It was only by Tuesday night that he was identified as a police officer. No arrests have been reported, and an individual who witnessed the mugging refused to cooperate with investigators, police said.
In a response to the incident, the Police Benevolent Association of the City of New York (PBA)—the largest police union representing officers at the NYPD—called out the justice system for failing to keep criminals away from the streets.
“While we pray at our injured brother’s bedside tonight, police officers across this city are searching for the cowards who did this to him. Make no mistake: we will find them,” Patrick J. Lynch, president of the PBA, said in an Aug. 23 press release.

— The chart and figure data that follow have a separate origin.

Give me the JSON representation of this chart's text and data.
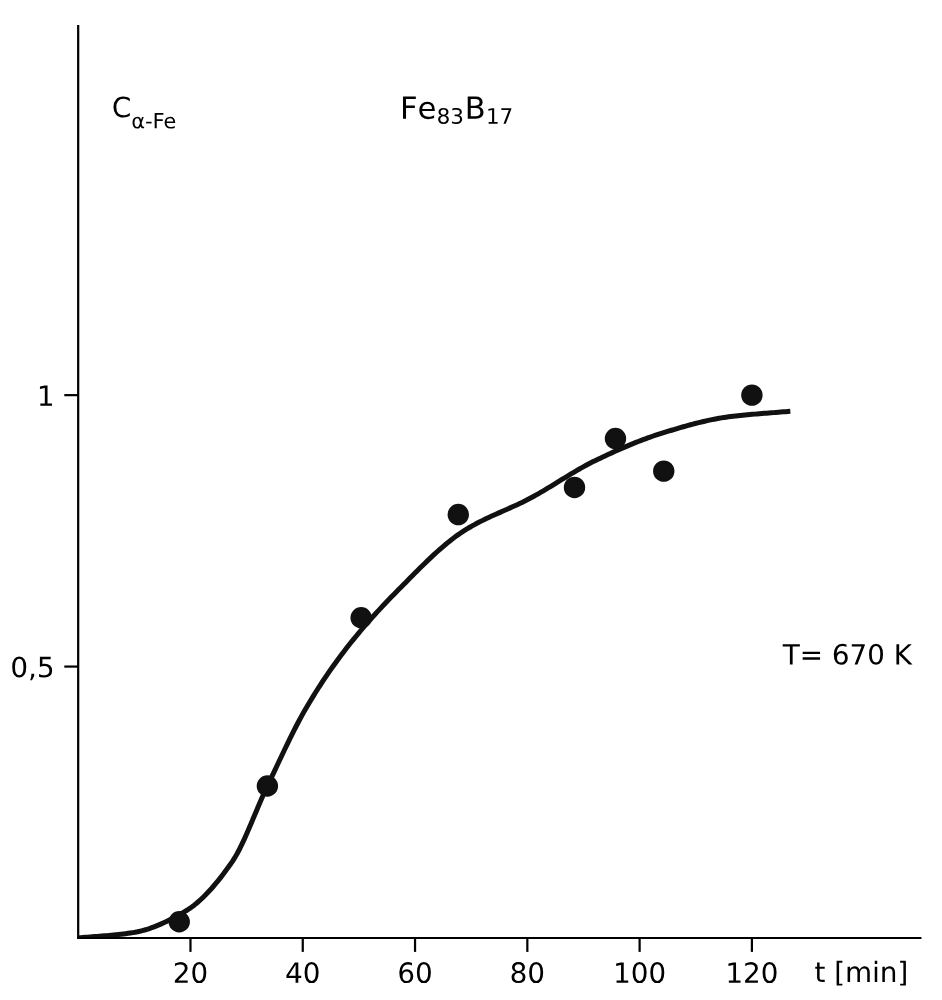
{
  "chart_data": {
    "type": "scatter",
    "title": "Fe$_{83}$B$_{17}$",
    "xlabel": "t [min]",
    "ylabel": "C$_{α-Fe}$",
    "annotations": [
      "T= 670 K"
    ],
    "xlim": [
      0,
      150
    ],
    "ylim": [
      0,
      1.68
    ],
    "xticks": [
      20,
      40,
      60,
      80,
      100,
      120
    ],
    "yticks": [
      {
        "value": 0.5,
        "label": "0,5"
      },
      {
        "value": 1,
        "label": "1"
      }
    ],
    "grid": false,
    "legend": false,
    "series": [
      {
        "type": "scatter",
        "color": "#111111",
        "marker": "circle",
        "x": [
          18,
          33.7,
          50.4,
          67.7,
          88.4,
          95.7,
          104.3,
          120
        ],
        "values": [
          0.03,
          0.28,
          0.59,
          0.78,
          0.83,
          0.92,
          0.86,
          1.0
        ]
      },
      {
        "type": "line",
        "color": "#111111",
        "marker": "none",
        "line_style": "solid",
        "x": [
          0,
          9.8,
          19.2,
          27.4,
          33.7,
          40.4,
          47.5,
          56.9,
          68.7,
          80.5,
          92.2,
          104,
          115.8,
          126.4
        ],
        "values": [
          0,
          0.01,
          0.05,
          0.14,
          0.28,
          0.42,
          0.53,
          0.64,
          0.75,
          0.81,
          0.88,
          0.93,
          0.96,
          0.97
        ]
      }
    ]
  }
}
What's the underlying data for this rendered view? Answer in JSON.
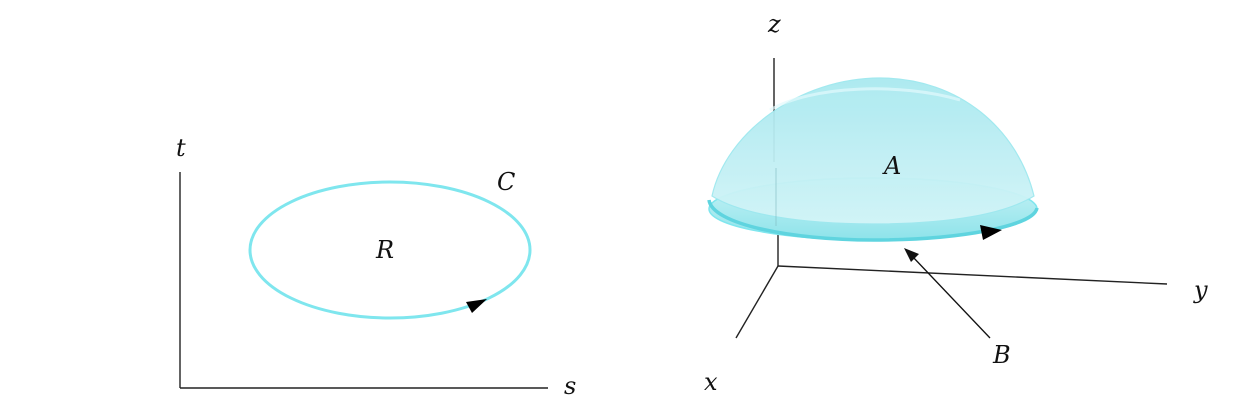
{
  "colors": {
    "accent": "#7fe6ee",
    "accent_dark": "#5fd4df",
    "dome_fill": "#bfeff4",
    "ink": "#111111",
    "axis": "#222222",
    "background": "#ffffff"
  },
  "left_panel": {
    "axis_vertical_label": "t",
    "axis_horizontal_label": "s",
    "curve_label": "C",
    "region_label": "R"
  },
  "right_panel": {
    "axis_z_label": "z",
    "axis_y_label": "y",
    "axis_x_label": "x",
    "surface_label": "A",
    "boundary_label": "B"
  }
}
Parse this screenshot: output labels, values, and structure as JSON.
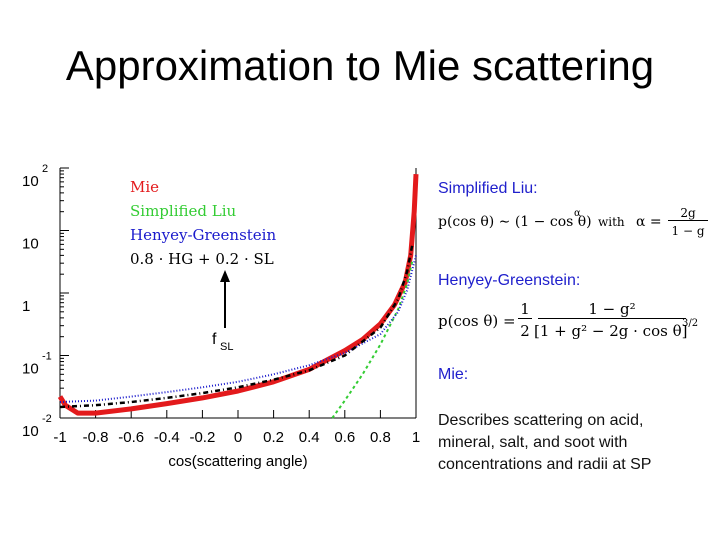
{
  "slide": {
    "title": "Approximation to Mie scattering",
    "annotation": "f",
    "annotation_sub": "SL",
    "rhs": {
      "liu_label": "Simplified Liu:",
      "hg_label": "Henyey-Greenstein:",
      "mie_label": "Mie:",
      "mie_desc_1": "Describes scattering on acid,",
      "mie_desc_2": "mineral, salt, and soot with",
      "mie_desc_3": "concentrations and radii at SP"
    },
    "formulas": {
      "liu_lhs": "p(cos θ) ∼ (1 − cos θ)",
      "liu_exp": "α",
      "liu_with": "with",
      "liu_alpha": "α =",
      "liu_num": "2g",
      "liu_den": "1 − g",
      "hg_lhs": "p(cos θ) =",
      "hg_half_num": "1",
      "hg_half_den": "2",
      "hg_frac_num": "1 − g²",
      "hg_frac_den": "[1 + g² − 2g · cos θ]",
      "hg_den_exp": "3/2"
    }
  },
  "chart_data": {
    "type": "line",
    "xlabel": "cos(scattering angle)",
    "ylabel": "",
    "xlim": [
      -1,
      1
    ],
    "ylim_log10": [
      -2,
      2
    ],
    "yscale": "log",
    "x_ticks": [
      "-1",
      "-0.8",
      "-0.6",
      "-0.4",
      "-0.2",
      "0",
      "0.2",
      "0.4",
      "0.6",
      "0.8",
      "1"
    ],
    "y_ticks": [
      {
        "base": "10",
        "exp": "2",
        "value": 100
      },
      {
        "base": "10",
        "exp": "",
        "value": 10
      },
      {
        "base": "1",
        "exp": "",
        "value": 1
      },
      {
        "base": "10",
        "exp": "-1",
        "value": 0.1
      },
      {
        "base": "10",
        "exp": "-2",
        "value": 0.01
      }
    ],
    "legend_position": "top-left",
    "series": [
      {
        "name": "Mie",
        "color": "#e31a1c",
        "style": "thick-solid",
        "x": [
          -1.0,
          -0.97,
          -0.9,
          -0.8,
          -0.6,
          -0.4,
          -0.2,
          0.0,
          0.2,
          0.4,
          0.5,
          0.6,
          0.7,
          0.8,
          0.88,
          0.94,
          0.97,
          0.99,
          1.0
        ],
        "y": [
          0.022,
          0.016,
          0.012,
          0.012,
          0.014,
          0.017,
          0.021,
          0.027,
          0.038,
          0.06,
          0.085,
          0.12,
          0.18,
          0.32,
          0.65,
          1.5,
          4.0,
          20.0,
          80.0
        ]
      },
      {
        "name": "Simplified Liu",
        "color": "#33cc33",
        "style": "dashed",
        "x": [
          0.53,
          0.6,
          0.7,
          0.8,
          0.9,
          0.95,
          0.98
        ],
        "y": [
          0.01,
          0.019,
          0.05,
          0.15,
          0.55,
          1.4,
          3.3
        ]
      },
      {
        "name": "Henyey-Greenstein",
        "color": "#1a1acc",
        "style": "dotted",
        "x": [
          -1.0,
          -0.8,
          -0.6,
          -0.4,
          -0.2,
          0.0,
          0.2,
          0.4,
          0.6,
          0.8,
          0.9,
          0.95,
          1.0
        ],
        "y": [
          0.018,
          0.019,
          0.022,
          0.026,
          0.031,
          0.038,
          0.05,
          0.07,
          0.11,
          0.22,
          0.5,
          1.1,
          4.0
        ]
      },
      {
        "name": "0.8 · HG + 0.2 · SL",
        "color": "#000000",
        "style": "dash-dot",
        "x": [
          -1.0,
          -0.8,
          -0.6,
          -0.4,
          -0.2,
          0.0,
          0.2,
          0.4,
          0.6,
          0.8,
          0.9,
          0.95,
          0.98
        ],
        "y": [
          0.015,
          0.016,
          0.018,
          0.021,
          0.025,
          0.031,
          0.041,
          0.058,
          0.1,
          0.28,
          0.8,
          2.2,
          6.0
        ]
      }
    ]
  }
}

“But we will need the rest of the justice system to step up and do its job, too. This is what happens when our leaders refuse to hold criminals accountable—not even a police officer can walk these streets safely.”
Crime in New York City
According to the police, the attack on the cop matches a pattern seen in 19 other recent robberies in New York City.
The 43rd precinct, where the incident occurred, has recorded 461 robberies in 2022 as of Aug. 21, a 70 percent jump from the 271 robberies seen in the same period in 2021.
In New York City, felony assault and other major crimes have spiked in 2022. By the end of July, the NYPD recorded over 29,000 major thefts, a category that only includes theft of items valued at $1,000 or more. This is the highest number since 1998 and almost 50 percent more than the same period in 2021.
Car thefts rose by 43 percent, robberies by close to 40 percent, burglaries by 33 percent, and felony assaults by almost 20 percent. With over 15,000 incidents, felony assaults are at their highest level since 2000.